II. The McCarran-Ferguson Act

Next, IBC opposes BCS's petition to compel arbitration of the bad faith claim on the grounds that even if the claim could be construed to be within the scope of the arbitration provision, then the McCarran-Ferguson Act provides that § 8371 preempts the FAA. The McCarran-Ferguson Act states, in relevant part, that "[N]o Act of Congress shall be construed to invalidate, impair, or supercede any law enacted by any State for the purpose of regulating the business of insurance... unless such Act specifically relates to the business of insurance." See 15 U.S.C. § 1012(b). IBC asserts that § 8371 is a statute enacted for the purpose of regulating insurance and that the FAA does not specifically relate to the business of insurance, therefore the FAA is preempted by the Pennsylvania law.

BCS opposes IBC's contention that the McCarran-Ferguson Act preempts the FAA on the basis that § 8371 does not regulate the business of insurance. We assess whether the federal statute specifically relates to the business of insurance; second, inquire if the state statute was enacted for the purpose of regulating the business of insurance; and finally, whether applying the federal statute would invalidate, impair, or supercede the state statute. Autry v. Northwest Premium Servs., Inc., 144 F.3d 1037, 1040-41 (7th Cir. 1998).

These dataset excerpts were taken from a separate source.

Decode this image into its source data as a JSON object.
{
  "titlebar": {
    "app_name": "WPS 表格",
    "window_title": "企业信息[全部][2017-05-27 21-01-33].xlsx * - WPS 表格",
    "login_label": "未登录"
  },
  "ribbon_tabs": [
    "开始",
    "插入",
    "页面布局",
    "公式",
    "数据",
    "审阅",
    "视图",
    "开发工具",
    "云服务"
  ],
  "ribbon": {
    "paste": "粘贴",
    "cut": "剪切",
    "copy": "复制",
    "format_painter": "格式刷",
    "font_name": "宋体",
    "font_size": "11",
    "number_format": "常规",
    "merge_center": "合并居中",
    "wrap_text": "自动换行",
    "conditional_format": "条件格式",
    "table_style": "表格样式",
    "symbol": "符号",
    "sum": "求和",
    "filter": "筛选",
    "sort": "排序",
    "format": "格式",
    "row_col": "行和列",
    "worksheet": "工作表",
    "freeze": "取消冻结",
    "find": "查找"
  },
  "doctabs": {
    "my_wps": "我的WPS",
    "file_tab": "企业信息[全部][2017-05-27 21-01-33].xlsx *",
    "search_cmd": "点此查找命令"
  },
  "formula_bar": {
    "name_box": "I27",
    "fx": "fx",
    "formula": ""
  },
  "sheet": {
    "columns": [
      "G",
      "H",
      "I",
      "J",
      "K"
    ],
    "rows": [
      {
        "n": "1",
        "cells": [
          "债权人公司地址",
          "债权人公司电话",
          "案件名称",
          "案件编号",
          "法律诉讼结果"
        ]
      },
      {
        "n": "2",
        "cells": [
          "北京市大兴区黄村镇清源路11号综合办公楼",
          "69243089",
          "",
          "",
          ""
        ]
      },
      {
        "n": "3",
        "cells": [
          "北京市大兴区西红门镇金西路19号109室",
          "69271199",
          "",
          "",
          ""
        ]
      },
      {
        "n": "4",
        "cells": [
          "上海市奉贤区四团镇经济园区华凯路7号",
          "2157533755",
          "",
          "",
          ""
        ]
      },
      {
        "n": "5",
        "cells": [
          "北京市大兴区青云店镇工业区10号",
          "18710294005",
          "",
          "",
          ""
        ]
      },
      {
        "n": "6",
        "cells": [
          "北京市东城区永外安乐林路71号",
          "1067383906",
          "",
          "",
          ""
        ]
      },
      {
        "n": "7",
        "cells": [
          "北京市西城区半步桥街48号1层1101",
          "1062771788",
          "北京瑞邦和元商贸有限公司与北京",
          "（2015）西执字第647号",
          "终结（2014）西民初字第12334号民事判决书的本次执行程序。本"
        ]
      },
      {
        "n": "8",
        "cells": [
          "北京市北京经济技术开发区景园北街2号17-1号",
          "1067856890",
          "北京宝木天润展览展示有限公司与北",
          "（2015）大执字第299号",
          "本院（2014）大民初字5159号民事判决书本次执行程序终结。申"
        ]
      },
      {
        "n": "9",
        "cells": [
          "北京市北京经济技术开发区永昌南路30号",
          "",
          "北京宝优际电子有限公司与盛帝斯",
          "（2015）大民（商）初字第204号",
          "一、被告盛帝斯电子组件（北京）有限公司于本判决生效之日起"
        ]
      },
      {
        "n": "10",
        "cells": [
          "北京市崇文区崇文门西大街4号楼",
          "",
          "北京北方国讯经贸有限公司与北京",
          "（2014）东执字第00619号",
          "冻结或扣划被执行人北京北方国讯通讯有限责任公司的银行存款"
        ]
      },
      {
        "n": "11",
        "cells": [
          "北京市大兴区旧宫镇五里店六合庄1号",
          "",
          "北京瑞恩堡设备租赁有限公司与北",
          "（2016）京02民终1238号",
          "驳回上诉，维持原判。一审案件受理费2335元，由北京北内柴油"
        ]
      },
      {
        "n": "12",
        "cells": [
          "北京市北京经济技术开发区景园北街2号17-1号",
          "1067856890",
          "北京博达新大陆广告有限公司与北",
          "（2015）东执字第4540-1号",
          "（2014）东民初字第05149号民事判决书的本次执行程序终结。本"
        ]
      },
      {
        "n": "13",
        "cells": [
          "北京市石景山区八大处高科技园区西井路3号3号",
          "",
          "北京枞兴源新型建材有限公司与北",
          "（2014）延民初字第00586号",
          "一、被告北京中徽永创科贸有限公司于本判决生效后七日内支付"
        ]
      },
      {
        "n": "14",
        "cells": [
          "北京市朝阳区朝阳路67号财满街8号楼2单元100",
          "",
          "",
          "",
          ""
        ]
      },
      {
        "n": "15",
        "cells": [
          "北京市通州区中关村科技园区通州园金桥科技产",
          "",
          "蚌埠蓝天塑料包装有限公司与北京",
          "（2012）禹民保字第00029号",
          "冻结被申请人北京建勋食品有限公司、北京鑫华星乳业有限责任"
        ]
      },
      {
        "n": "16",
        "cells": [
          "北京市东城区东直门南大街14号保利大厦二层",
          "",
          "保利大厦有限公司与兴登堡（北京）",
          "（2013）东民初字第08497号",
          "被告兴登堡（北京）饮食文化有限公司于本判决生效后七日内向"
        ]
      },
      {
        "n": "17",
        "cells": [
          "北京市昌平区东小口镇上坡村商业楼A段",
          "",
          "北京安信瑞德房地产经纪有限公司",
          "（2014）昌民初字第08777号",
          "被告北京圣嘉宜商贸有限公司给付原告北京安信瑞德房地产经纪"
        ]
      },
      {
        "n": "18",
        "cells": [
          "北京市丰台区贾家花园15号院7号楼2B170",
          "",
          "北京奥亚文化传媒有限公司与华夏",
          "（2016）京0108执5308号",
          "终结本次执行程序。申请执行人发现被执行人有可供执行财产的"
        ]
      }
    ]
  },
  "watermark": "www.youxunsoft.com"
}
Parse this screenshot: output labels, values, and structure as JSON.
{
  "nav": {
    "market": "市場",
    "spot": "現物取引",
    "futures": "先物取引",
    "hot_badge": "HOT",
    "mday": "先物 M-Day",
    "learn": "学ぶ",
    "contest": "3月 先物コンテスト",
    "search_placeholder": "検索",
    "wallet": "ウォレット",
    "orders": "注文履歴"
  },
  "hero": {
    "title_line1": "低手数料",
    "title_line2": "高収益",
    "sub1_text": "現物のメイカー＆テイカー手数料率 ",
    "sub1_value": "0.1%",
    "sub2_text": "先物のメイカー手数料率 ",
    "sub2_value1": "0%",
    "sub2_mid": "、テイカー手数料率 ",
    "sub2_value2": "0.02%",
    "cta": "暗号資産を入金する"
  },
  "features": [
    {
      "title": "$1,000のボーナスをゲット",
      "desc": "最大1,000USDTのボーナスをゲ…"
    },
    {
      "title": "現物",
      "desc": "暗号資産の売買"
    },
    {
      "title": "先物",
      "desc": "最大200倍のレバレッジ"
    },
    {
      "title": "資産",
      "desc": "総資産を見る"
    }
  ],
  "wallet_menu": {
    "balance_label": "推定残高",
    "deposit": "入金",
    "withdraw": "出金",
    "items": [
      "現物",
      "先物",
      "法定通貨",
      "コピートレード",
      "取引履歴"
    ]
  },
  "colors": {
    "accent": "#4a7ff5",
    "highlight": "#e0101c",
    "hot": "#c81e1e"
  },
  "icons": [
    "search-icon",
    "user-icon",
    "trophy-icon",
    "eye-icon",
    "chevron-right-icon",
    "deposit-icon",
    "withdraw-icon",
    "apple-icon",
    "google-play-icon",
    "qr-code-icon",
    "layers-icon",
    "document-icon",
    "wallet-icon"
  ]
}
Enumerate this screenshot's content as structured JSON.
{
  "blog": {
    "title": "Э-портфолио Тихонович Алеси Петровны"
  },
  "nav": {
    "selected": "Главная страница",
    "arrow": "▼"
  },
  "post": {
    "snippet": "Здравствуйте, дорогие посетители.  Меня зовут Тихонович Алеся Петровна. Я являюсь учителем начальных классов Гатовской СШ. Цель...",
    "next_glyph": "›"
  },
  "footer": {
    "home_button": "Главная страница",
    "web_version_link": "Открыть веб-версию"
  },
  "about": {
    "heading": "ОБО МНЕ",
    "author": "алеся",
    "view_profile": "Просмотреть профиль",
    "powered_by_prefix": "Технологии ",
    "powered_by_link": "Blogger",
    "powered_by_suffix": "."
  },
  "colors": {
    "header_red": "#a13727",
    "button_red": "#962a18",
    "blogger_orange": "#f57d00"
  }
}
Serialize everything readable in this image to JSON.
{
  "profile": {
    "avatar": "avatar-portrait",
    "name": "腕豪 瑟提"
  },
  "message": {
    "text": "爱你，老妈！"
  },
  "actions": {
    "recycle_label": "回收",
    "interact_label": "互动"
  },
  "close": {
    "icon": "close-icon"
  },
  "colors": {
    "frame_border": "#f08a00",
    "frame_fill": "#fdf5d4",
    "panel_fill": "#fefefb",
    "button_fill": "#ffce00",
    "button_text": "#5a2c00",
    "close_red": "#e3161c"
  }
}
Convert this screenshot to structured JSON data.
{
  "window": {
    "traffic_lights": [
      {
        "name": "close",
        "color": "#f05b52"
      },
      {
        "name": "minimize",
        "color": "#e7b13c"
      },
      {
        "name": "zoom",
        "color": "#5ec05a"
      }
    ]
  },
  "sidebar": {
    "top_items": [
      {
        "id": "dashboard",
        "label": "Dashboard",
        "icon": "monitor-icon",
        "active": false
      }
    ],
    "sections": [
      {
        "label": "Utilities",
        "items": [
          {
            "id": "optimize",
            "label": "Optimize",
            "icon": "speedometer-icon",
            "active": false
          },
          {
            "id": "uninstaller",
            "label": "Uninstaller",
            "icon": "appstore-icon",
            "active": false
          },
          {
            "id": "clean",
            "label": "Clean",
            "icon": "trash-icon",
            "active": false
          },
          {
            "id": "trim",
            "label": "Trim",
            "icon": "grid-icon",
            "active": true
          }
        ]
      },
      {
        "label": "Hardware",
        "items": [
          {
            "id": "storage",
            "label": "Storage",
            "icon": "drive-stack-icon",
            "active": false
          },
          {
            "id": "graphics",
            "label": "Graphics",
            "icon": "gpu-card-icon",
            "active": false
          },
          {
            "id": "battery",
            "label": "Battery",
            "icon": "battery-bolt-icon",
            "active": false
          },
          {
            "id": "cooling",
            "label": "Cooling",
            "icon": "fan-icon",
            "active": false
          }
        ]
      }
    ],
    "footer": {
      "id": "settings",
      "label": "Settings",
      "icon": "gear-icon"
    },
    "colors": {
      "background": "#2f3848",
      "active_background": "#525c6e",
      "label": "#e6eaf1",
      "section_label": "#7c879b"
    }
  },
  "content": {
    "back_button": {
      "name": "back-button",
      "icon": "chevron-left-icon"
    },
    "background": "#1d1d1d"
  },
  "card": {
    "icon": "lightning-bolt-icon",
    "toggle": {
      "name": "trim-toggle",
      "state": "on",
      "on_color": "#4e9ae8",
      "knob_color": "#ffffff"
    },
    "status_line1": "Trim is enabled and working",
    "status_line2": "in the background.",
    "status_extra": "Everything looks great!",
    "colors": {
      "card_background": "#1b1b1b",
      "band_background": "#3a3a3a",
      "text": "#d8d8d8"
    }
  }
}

IBC asserts that § 8371 was enacted for the purpose of regulating the business of insurance. The Pennsylvania statute is entitled "Actions on insurance policies," which regulates the amount of damages a policyholder can collect from an insurer who refuses to cover or settle a claim in bad faith. By requiring a court to address bad faith claims, IBC perceives that the statute was enacted to regulate the insurance business.

BCS asserts that IBC successfully argued against the proposition that § 8371 was intended to regulate insurance and is now precluded from claiming that § 8371 regulates the business of insurance.

The court addresses whether IBC is precluded from arguing § 8371 regulates the business of insurance. For collateral estoppel to bar a party from asserting a claim or defense, the following elements must be satisfied: (1) the issue is the same as one involved in the prior action; (2) the issue was actually litigated; (3) the determination of the issue was necessary to the prior judgment; and (4) the party against whom preclusion is invoked was fully represented in the prior action. Washington Group, Int'l, Inc. v. Bell, Boyd & Lloyd, LLC, 383 F.3d 633, 636 (7th Cir. 2004). BCS argues that IBC previously litigated this same issue in Tutolo v. Independence Blue Cross, 1999 WL 274975 *2-3 (E.D. Pa. 1999) (holding that under the McCarran-Ferguson Act, § 8371 does not regulate the business of insurance). In Tutolo, the court considered whether the plaintiff's bad faith claim was preempted by ERISA. In doing so, it analyzed whether § 8371 was enacted for the business of insurance. IBC prevailed under its contention that the McCarran-Ferguson Act was inapplicable because the bad faith statute does not serve to transfer or spread the policyholder's risk and is not an integral part of the insurer-insured relationship.

Based on the court's ruling in Tutolo, IBC is precluded from litigating whether § 8371 regulates the business of insurance. In its surreply, IBC denies that collateral estoppel applies on the grounds that Tutolo is legally distinct, therefore BCS fails to establish any identical issue.*fn5 However, this case asks the court to determine the issue of whether Pennsylvania's bad faith statute regulates the business of insurance. Since the Tutolo court sufficiently addressed this same issue, which was necessary to determine the case in IBC's favor, collateral estoppel is appropriate. As such, IBC is precluded from arguing that § 8371 regulates the business of insurance.


Based on the foregoing, BCS's petition to compel arbitration of the bad faith claim is granted.